Over the weekend I was asked to determine why all virtual machines on a cluster were shutdown at 9:45AM on Sunday. There had been no storms, and the datacenter where this cluster is located has good cooling and great power, so there was really no reason that the VM’s should have went down.
After I logged into vCenter the first thing I noticed was that the two hosts in this cluster had red alert icons beside of them.
So the second thing I did was navigate over to the Alarms tab of one of the hosts, inside of there I found two alerts, the first was “Network uplink redundancy lost” and the other was “Network connectivity lost”.
Let me back up for a second and explain the three most common ways a virtual machine ends up in a powered off state.
- A user or script initiates a power off command
- A host server shuts down or fails unexpectedly and VM’s are not set to automatically restart.
- HA powers off the virtual machine because of host isolation.
Since this is a production environment, and because myself and only a few other people have access to this cluster, I am going to rule out the first option, The second option would have been my first guess normally but there are indicators that disagree with this theory.
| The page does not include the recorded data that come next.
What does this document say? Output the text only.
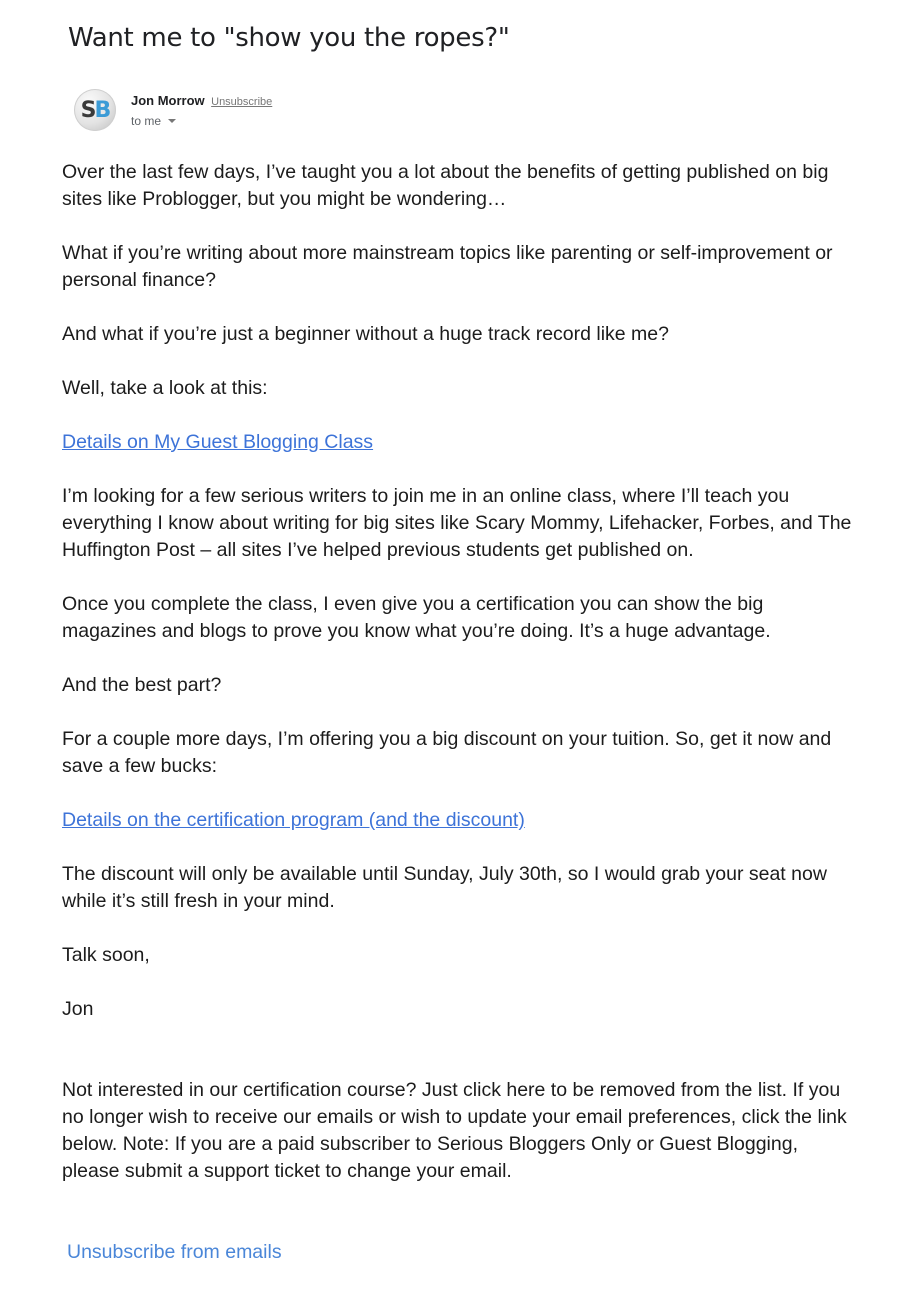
Want me to "show you the ropes?"
S B Jon Morrow Unsubscribe
to me

Over the last few days, I’ve taught you a lot about the benefits of getting published on big sites like Problogger, but you might be wondering…

What if you’re writing about more mainstream topics like parenting or self-improvement or personal finance?

And what if you’re just a beginner without a huge track record like me?

Well, take a look at this:

Details on My Guest Blogging Class

I’m looking for a few serious writers to join me in an online class, where I’ll teach you everything I know about writing for big sites like Scary Mommy, Lifehacker, Forbes, and The Huffington Post – all sites I’ve helped previous students get published on.

Once you complete the class, I even give you a certification you can show the big magazines and blogs to prove you know what you’re doing. It’s a huge advantage.

And the best part?

For a couple more days, I’m offering you a big discount on your tuition. So, get it now and save a few bucks:

Details on the certification program (and the discount)

The discount will only be available until Sunday, July 30th, so I would grab your seat now while it’s still fresh in your mind.

Talk soon,

Jon

Not interested in our certification course? Just click here to be removed from the list. If you no longer wish to receive our emails or wish to update your email preferences, click the link below. Note: If you are a paid subscriber to Serious Bloggers Only or Guest Blogging, please submit a support ticket to change your email.

Unsubscribe from emails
For starters if an ESXi host unexpectedly powers off there is no time for it to detect that it lost network redundancy or connectivity… it just goes down. And the even bigger indicator is that both hosts were showing 37 days of uptime on the cluster “Hosts” tab.(see image above)
I think that pretty much rules out the second option too, so now I’m left with Host Isolation. Let me take a second to give Duncan and Frank’s “vSphere 4.1: HA and DRS Technical Deepdive” book a plug… if you really want to know how HA and DRS work… pick up a copy. Anyhow the short version is that when HA is enabled it asks you what you want done to virtual machines running on hosts that become isolated. This means that if a host can no longer talk to other hosts in the cluster for any reason (be it that the host lost a network card, or a switch or whatever) what do you want it to do with the vm’s that are running on it? Well the idea behind HA is that if you lose a host we want those VM’s powered back up on other hosts right ? So if a host becomes isolated, by default, it shutdowns down vm’s running on it, so that when the other hosts in your cluster determine that its down… they can restart them.
In this situation both of the ESXi servers in this cluster were using a single switch while some datacenter migrations take place, and it just so happens that the switch went down. In turn, VMware HA kicked in on both hosts and both hosts determined that they were isolated… which means they powered off all of the virtual machines. Then when the switch came back online none of the virtual machines were powered back on because the hosts were unable to find vCenter and were unable to get an update on what was going on. (because vCenter was a virtual machine that was powered down)
To confirm this theory I checked the “Events” section on a virtual machine and found this event which confirmed my theory:
The moral of this story is to make sure that you have at least two switches in your environment. Even if the second switch is just a dumb, unmanaged switch… get it hooked to a network card on each of your hosts and configure just management traffic to run across them. This will help to prevent things like this from happening. In the future vSphere 5 will utilize a “heartbeat datastore” to further reduce false positives and increase uptime.